In tutto questo resta da capire il perché del successo non solo di questo evento in sé, ma di un rapporto tra i Papi e i giovani, e tra la Chiesa e i giovani, che in questo arco di tempo è riuscito a liberare energie e iniziative ecclesiali come sarebbe stato difficile anche solo da immaginare in passato. E per capirlo bisogna rifarsi al contesto in cui questo rapporto è nato e a come è stato declinato: perché, in una società in cui i giovani andavano, apparentemente in modo irreversibile, a perdere diritto di cittadinanza, quasi fossero – e siano – cittadini di secondo piano, senza emozioni e senza slanci, il Papa – Wojtyla, e i suoi successori – si è rivolto a loro come soggetti capaci di responsabilità. Speranza della Chiesa e speranza per tutto il mondo, cosa che spiega anche come mai tanti giovani “tiepidi”, o anche addirittura non credenti, abbiano nel corso degli anni partecipato e fatto tesoro di questi appuntamenti e di questo stile di relazione. Uno stile fondato, anzi di più, radicato nella fiducia verso le nuove generazioni, verso la loro capacità di innovare e di essere interlocutori responsabili e non semplici spettatori passivi come molti, in questa società che per molti versi appare completamente impazzita, li vorrebbero.

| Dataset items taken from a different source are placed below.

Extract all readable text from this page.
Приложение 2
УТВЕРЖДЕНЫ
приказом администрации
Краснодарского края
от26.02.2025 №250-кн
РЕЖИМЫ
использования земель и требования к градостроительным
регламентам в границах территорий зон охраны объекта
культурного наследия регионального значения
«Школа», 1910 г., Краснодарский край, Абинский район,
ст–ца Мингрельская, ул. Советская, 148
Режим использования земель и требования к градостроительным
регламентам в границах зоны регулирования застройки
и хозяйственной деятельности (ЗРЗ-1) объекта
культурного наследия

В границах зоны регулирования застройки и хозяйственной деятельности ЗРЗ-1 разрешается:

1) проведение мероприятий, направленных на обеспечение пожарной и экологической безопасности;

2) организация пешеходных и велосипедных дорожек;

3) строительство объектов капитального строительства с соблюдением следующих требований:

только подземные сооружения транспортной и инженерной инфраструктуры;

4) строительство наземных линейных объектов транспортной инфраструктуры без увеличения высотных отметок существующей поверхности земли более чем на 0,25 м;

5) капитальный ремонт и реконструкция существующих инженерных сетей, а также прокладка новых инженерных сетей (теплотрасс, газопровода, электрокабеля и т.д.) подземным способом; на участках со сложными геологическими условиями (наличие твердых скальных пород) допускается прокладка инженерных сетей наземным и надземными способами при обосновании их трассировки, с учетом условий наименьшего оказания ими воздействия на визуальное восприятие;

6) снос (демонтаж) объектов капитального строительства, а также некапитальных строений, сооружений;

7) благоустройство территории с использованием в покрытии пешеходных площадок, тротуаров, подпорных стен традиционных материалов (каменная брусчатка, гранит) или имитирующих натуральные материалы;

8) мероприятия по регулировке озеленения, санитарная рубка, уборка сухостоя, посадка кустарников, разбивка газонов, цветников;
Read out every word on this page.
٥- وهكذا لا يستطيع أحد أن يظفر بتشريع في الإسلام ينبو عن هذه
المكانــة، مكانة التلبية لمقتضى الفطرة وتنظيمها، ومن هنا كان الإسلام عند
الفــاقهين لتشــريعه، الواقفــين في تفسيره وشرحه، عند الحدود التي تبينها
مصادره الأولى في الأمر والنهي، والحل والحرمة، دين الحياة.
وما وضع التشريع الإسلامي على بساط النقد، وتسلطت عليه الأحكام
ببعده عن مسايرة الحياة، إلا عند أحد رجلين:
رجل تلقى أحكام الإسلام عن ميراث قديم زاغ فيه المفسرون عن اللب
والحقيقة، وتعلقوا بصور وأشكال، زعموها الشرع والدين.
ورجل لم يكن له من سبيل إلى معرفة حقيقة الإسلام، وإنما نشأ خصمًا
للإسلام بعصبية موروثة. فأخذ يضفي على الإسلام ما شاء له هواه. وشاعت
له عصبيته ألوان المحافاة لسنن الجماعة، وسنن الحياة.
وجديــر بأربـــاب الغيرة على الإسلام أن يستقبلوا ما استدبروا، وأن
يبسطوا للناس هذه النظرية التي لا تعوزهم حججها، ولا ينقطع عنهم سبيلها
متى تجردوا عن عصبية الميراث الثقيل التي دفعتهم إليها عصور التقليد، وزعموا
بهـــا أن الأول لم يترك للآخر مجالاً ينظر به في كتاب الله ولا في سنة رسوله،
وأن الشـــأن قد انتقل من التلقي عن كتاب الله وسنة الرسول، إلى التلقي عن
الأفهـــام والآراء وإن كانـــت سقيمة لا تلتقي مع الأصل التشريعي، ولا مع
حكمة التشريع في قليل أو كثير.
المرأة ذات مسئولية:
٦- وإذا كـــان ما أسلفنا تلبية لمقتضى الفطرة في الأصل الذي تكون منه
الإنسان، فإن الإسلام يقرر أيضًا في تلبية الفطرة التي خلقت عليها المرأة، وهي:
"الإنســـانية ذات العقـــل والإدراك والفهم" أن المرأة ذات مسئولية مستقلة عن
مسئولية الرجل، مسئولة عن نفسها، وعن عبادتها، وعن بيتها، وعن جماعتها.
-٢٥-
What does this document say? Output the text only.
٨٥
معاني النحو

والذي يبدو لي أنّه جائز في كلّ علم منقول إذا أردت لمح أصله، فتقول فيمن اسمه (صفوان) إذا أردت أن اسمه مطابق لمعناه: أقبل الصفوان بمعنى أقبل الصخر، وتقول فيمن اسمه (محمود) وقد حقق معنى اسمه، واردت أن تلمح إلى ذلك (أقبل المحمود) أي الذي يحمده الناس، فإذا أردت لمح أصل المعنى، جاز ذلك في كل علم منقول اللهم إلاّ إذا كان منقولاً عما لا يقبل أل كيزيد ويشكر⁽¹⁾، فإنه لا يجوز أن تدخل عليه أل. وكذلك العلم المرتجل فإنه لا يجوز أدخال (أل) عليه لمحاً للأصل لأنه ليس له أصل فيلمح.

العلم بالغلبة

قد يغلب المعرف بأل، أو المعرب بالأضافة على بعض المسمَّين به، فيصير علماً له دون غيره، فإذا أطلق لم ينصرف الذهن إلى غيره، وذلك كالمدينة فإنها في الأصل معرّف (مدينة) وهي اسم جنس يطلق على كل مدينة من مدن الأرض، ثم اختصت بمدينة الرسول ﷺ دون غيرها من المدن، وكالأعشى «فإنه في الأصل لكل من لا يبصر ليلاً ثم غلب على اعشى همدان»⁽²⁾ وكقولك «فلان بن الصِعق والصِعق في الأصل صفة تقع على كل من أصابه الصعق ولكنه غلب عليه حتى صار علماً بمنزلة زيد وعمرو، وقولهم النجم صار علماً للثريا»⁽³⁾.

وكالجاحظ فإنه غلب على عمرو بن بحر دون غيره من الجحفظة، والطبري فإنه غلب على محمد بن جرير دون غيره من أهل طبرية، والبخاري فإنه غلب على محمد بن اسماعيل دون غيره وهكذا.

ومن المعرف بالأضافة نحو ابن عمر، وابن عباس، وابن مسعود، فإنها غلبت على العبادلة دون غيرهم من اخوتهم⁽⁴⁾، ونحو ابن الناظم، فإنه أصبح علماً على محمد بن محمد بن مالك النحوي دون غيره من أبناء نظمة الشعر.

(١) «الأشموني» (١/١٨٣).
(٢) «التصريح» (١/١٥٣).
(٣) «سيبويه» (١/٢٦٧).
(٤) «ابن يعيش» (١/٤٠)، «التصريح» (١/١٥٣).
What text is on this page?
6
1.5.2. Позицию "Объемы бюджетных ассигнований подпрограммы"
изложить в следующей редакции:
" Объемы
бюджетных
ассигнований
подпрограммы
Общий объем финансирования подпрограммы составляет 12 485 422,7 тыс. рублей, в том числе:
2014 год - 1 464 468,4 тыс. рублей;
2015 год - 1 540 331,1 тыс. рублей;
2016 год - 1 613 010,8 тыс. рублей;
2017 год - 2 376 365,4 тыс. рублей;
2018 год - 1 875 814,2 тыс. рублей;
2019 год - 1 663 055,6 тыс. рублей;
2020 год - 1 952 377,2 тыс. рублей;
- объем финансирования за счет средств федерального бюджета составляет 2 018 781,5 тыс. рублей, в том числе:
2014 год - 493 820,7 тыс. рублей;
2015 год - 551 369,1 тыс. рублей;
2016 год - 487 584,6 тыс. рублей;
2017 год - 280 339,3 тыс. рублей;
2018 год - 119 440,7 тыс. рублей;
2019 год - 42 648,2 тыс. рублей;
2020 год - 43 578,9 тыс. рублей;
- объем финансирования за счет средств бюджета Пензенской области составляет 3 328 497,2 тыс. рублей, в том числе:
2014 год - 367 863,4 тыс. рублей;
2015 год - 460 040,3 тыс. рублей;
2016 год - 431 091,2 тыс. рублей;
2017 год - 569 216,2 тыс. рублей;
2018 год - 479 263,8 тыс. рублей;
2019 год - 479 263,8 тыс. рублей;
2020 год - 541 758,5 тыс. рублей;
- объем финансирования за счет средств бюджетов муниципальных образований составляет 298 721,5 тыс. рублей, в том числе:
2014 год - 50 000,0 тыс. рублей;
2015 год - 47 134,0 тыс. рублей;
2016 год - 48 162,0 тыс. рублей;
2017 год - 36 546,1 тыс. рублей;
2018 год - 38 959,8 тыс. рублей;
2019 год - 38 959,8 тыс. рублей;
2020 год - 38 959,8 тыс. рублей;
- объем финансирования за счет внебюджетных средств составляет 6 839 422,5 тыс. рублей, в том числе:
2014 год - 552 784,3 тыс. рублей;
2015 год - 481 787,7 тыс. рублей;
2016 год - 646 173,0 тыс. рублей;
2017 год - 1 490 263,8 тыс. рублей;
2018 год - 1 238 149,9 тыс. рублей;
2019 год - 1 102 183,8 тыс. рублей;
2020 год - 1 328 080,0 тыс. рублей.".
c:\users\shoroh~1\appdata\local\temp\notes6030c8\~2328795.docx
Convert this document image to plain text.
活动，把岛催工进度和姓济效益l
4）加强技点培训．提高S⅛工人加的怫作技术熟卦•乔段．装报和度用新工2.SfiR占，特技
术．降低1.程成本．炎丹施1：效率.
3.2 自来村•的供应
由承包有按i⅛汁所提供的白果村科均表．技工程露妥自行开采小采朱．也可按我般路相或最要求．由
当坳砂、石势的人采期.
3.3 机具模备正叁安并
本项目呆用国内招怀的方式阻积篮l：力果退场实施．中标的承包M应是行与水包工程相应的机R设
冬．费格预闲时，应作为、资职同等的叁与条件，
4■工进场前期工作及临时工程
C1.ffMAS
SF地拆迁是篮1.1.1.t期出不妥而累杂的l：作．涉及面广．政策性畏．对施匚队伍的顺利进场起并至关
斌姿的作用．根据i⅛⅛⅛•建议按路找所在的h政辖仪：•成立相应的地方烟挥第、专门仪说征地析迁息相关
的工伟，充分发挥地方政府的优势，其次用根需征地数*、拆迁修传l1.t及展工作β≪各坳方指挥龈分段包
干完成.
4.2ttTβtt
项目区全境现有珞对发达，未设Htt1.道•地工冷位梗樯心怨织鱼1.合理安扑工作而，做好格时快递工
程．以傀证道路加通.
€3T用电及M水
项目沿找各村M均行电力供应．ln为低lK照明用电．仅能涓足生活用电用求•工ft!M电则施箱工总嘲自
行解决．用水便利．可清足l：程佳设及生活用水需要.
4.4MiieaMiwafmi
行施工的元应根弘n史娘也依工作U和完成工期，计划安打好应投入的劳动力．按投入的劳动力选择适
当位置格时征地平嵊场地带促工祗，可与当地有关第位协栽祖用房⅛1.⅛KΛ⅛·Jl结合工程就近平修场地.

E certo, è ancora possibile sentire, e non solo di sfuggita, qualcuno “che la sa lunga” dire che non è più tempo per questi eventi di massa, che bisogna riportare il tutto all'interno della pastorale ordinaria... Il che sarà anche vero, ma potrà funzionare, e anzi ha dimostrato già di poter funzionare, solo là dove si riesca veramente a tradurre quello stile di relazione in un concreto agire. Il Sinodo in programma fra un anno, dedicato ai giovani, ha proprio questo nel mirino.